А я, может, и не списываю: просто проверяю, так написано у Карцевой или не так. Почерк у неё — прямо нельзя не смотреть: каждая буква понятна — не то что у Тронова. И потом я очень рассеянный, честное слово. Могу вот сейчас написать «село», а через две строчки — «сило».
Я так и сказал Зое Петровна, но она не поверила. Никогда не верит…
А недавно на перемене Доля Толин залез на окно и протиснулся между рамами. Сказал, он обезьяна в зимней клетке. А кто-то взял и запер окно. Доля там и остался.
Зоя Петровна, как назло, пришла раньше звонка, увидела обезьяну в зимней клетке — и такое было!
— Кто это сделал? — кричала она. — Кто, я спрашиваю?
— Не знаю, — сказал Доля. — Я форточку закрывал, не видел.
Он, наверно, и по правде не видел: очень много нас было возле окна.
— Кто? — повторила Зоя Петровна.
— Все, — сказал Бронников.
— Не отвечай за всех, отвечай за себя! Видно, ты и сделал?
— Почему видно? — спросил Бронников.
— Не знаю, почему, только знаю: ты мог бы сделать!
Я спросил:
— А если он мог бы… ну, кинуть портфелем в лампу, но не кинул… Или школу поджечь, но не поджёг?.. Значит, его всё равно песочить надо? Как-будто поджёг, да?

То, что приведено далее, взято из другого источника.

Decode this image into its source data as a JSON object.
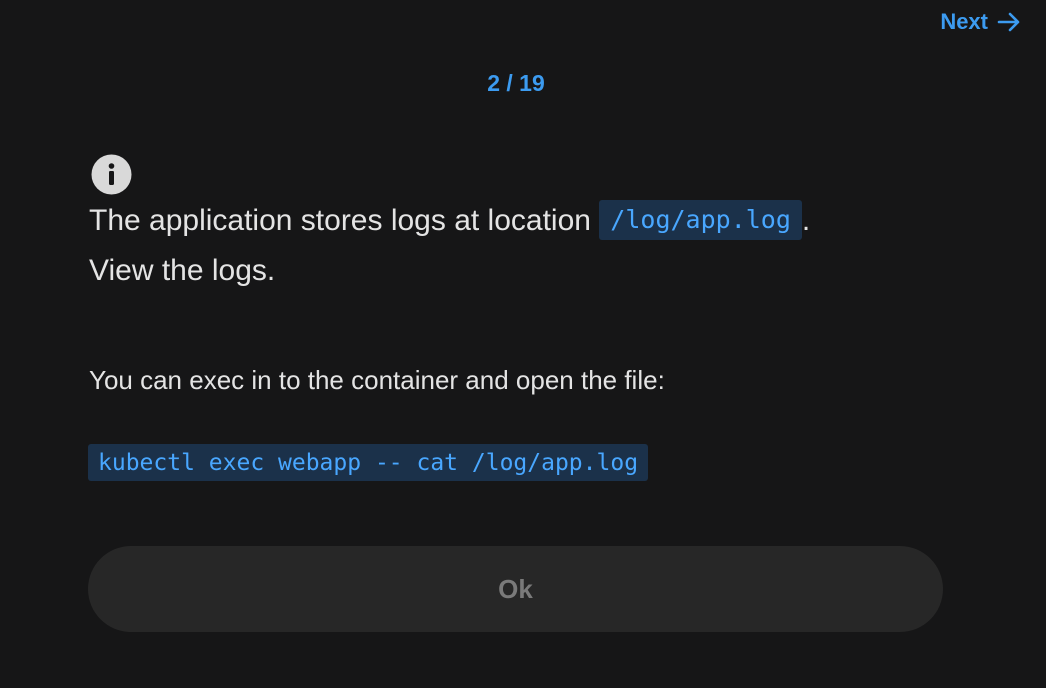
{
  "header": {
    "next_label": "Next",
    "next_icon": "arrow-right-icon",
    "counter": "2 / 19"
  },
  "question": {
    "icon": "info-icon",
    "text_before": "The application stores logs at location ",
    "inline_code": "/log/app.log",
    "text_after": ".",
    "line2": "View the logs."
  },
  "hint": {
    "text": "You can exec in to the container and open the file:",
    "command": "kubectl exec webapp -- cat /log/app.log"
  },
  "actions": {
    "ok_label": "Ok"
  },
  "colors": {
    "background": "#161617",
    "accent": "#3c9bf0",
    "code_background": "#1b314a",
    "button_background": "#272727"
  }
}
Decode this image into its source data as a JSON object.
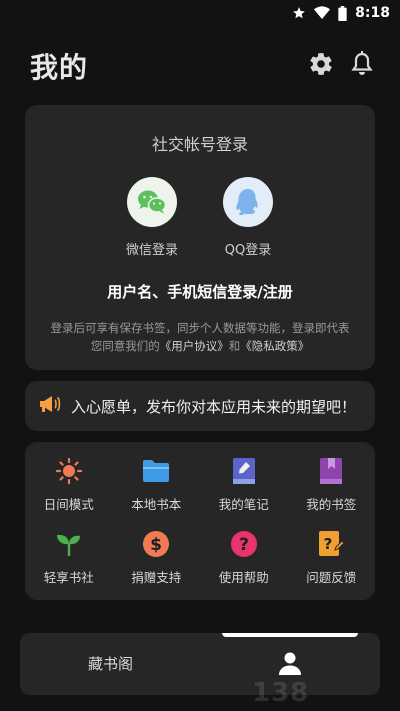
{
  "status_bar": {
    "time": "8:18",
    "icons": [
      "star-icon",
      "wifi-icon",
      "battery-icon"
    ]
  },
  "header": {
    "title": "我的",
    "icons": [
      "gear-icon",
      "bell-icon"
    ]
  },
  "login": {
    "title": "社交帐号登录",
    "wechat_label": "微信登录",
    "qq_label": "QQ登录",
    "phone_login": "用户名、手机短信登录/注册",
    "notice_line1": "登录后可享有保存书签，同步个人数据等功能，登录即代表",
    "notice_prefix": "您同意我们的",
    "user_agreement": "《用户协议》",
    "and": "和",
    "privacy_policy": "《隐私政策》"
  },
  "wish": {
    "text": "入心愿单，发布你对本应用未来的期望吧！",
    "icon": "megaphone-icon",
    "accent": "#f5a043"
  },
  "features": {
    "items": [
      {
        "label": "日间模式",
        "icon": "sun-icon",
        "color": "#f07a54"
      },
      {
        "label": "本地书本",
        "icon": "folder-icon",
        "color": "#3f9be8"
      },
      {
        "label": "我的笔记",
        "icon": "notebook-icon",
        "color": "#5b64c8"
      },
      {
        "label": "我的书签",
        "icon": "bookmark-icon",
        "color": "#8e44ad"
      },
      {
        "label": "轻享书社",
        "icon": "sprout-icon",
        "color": "#4caf50"
      },
      {
        "label": "捐赠支持",
        "icon": "dollar-icon",
        "color": "#f07a54"
      },
      {
        "label": "使用帮助",
        "icon": "help-icon",
        "color": "#e8336d"
      },
      {
        "label": "问题反馈",
        "icon": "feedback-icon",
        "color": "#f0a030"
      }
    ]
  },
  "bottom_nav": {
    "tabs": [
      {
        "label": "藏书阁"
      },
      {
        "icon": "user-icon",
        "active": true
      }
    ]
  },
  "watermark": "138"
}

— Очень ты у нас головастый, Данилов, — сказала Зоя Петровна. — Прямо ума палата. Язык без костей!.. А Бронников пускай докажет, что не он сделал.
— Ничего я не буду доказывать, — сказал Бронников. — Не на суде!
— Тогда… — начала Зоя Петровна.
— Это не он! — крикнул я.
— Откуда ты знаешь?
— Знаю.
— Значит, ты?
— Почему «значит я»?
— А кто же?
— Я!
Это Нинка Булатова сказала. Вот мы удивились! Её и поблизости от окна не было.